Financial uncertainty arising from the credit crunch is likely to lead to many outsourcing deals being re-negotiated, reduced in scope or terminated in 2009. And many may go into dispute, warns international law firm Pinsent Masons.
The firm also says that long-term transformation projects may be delayed or terminated, in part because businesses will look to short-term cost cutting rather than to longer-term benefits.
Iain Monaghan, a partner in the Outsourcing, Technology and Commercial Group at Pinsent Masons, said, "Many IT outsourcing deals come under stress during times of financial uncertainty, for example because a better deal could be done in the depressed market, or because the anticipated level of expenditure on transformation is no longer sustainable.
"It is likely that there will be significant pressures on many IT outsourcing contracts during 2009. As a result, many projects may be renegotiated, reduced in scope, terminated or even go into dispute."
He recommends that businesses review their current outsourcing contracts so that they understand their options - such as get-out clauses - and can plan the best strategy in advance.

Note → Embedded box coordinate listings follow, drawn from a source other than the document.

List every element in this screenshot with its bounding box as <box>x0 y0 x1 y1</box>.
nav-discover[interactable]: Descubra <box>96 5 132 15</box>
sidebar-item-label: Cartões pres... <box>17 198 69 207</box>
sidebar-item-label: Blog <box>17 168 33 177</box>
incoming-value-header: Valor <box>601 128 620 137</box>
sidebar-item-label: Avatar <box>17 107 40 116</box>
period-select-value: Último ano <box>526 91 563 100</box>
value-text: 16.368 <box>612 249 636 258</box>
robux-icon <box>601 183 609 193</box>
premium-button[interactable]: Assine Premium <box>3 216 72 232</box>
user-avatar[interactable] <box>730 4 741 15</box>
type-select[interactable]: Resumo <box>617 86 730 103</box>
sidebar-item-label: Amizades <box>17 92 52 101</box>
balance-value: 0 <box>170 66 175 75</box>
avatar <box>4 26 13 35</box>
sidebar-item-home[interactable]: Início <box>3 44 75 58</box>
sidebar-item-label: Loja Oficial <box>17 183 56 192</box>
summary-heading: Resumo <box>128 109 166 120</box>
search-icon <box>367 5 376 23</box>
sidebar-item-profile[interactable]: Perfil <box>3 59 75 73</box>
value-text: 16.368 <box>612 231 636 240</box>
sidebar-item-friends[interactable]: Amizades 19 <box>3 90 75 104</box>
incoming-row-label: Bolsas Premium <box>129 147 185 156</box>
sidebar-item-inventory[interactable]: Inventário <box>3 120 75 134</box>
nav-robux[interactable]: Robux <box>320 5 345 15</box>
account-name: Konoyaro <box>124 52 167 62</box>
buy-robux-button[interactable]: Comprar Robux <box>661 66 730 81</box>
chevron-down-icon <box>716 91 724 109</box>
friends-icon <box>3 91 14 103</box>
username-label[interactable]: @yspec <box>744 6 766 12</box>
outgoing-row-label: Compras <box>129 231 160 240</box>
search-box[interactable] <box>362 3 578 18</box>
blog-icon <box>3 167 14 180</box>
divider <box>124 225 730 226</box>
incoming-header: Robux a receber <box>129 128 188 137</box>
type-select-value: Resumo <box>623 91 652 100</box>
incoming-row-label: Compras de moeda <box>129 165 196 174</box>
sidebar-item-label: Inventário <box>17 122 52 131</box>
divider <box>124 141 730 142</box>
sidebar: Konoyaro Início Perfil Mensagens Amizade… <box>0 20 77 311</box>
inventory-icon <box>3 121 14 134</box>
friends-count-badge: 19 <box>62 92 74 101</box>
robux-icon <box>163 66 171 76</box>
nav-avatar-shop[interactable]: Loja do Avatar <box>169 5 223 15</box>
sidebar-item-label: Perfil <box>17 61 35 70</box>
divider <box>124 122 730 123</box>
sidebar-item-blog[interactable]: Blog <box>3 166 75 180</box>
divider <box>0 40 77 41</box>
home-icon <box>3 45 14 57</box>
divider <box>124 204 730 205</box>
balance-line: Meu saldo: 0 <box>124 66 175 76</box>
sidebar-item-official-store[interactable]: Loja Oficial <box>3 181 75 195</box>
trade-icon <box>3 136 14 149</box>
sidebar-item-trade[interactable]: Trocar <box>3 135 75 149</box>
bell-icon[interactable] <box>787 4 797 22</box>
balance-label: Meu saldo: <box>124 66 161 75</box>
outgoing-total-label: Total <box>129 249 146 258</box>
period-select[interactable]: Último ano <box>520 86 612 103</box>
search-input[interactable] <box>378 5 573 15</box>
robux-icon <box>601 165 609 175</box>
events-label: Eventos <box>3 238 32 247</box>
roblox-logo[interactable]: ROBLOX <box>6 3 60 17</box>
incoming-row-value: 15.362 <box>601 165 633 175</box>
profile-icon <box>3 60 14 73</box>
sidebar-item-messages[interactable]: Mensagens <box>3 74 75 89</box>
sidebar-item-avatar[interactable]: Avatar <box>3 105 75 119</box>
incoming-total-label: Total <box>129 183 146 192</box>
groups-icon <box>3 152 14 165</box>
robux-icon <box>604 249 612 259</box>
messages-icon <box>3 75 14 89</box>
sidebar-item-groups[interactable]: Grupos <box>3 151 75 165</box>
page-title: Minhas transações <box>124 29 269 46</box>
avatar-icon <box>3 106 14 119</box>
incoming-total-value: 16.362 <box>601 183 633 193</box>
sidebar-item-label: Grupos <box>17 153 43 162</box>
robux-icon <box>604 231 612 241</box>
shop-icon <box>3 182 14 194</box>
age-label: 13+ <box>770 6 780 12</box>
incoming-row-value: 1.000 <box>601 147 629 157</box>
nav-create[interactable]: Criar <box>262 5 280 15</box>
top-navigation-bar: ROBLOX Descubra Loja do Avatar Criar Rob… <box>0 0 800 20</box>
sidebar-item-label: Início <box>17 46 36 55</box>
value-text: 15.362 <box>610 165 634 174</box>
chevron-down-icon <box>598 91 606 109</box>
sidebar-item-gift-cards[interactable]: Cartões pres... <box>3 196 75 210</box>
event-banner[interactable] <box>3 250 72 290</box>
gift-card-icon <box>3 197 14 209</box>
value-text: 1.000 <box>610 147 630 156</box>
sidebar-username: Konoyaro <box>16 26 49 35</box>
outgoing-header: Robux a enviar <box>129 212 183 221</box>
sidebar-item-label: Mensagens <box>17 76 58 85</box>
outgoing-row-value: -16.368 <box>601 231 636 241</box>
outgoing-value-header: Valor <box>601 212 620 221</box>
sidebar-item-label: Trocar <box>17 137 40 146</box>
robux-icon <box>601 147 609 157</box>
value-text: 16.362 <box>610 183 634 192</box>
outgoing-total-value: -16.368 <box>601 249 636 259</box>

Monaghan has written a book, Computer Contracts: the User's Perspective, and is an expert on contract negotiation.
Some companies may use the credit crunch to outsource, though. Last month, a report by the Management Consultancies Association, which was based on a survey of members of the British Bankers' Association, found that the credit crunch will "drive a new wave of outsourcing and offshoring in financial services as cash becomes tighter".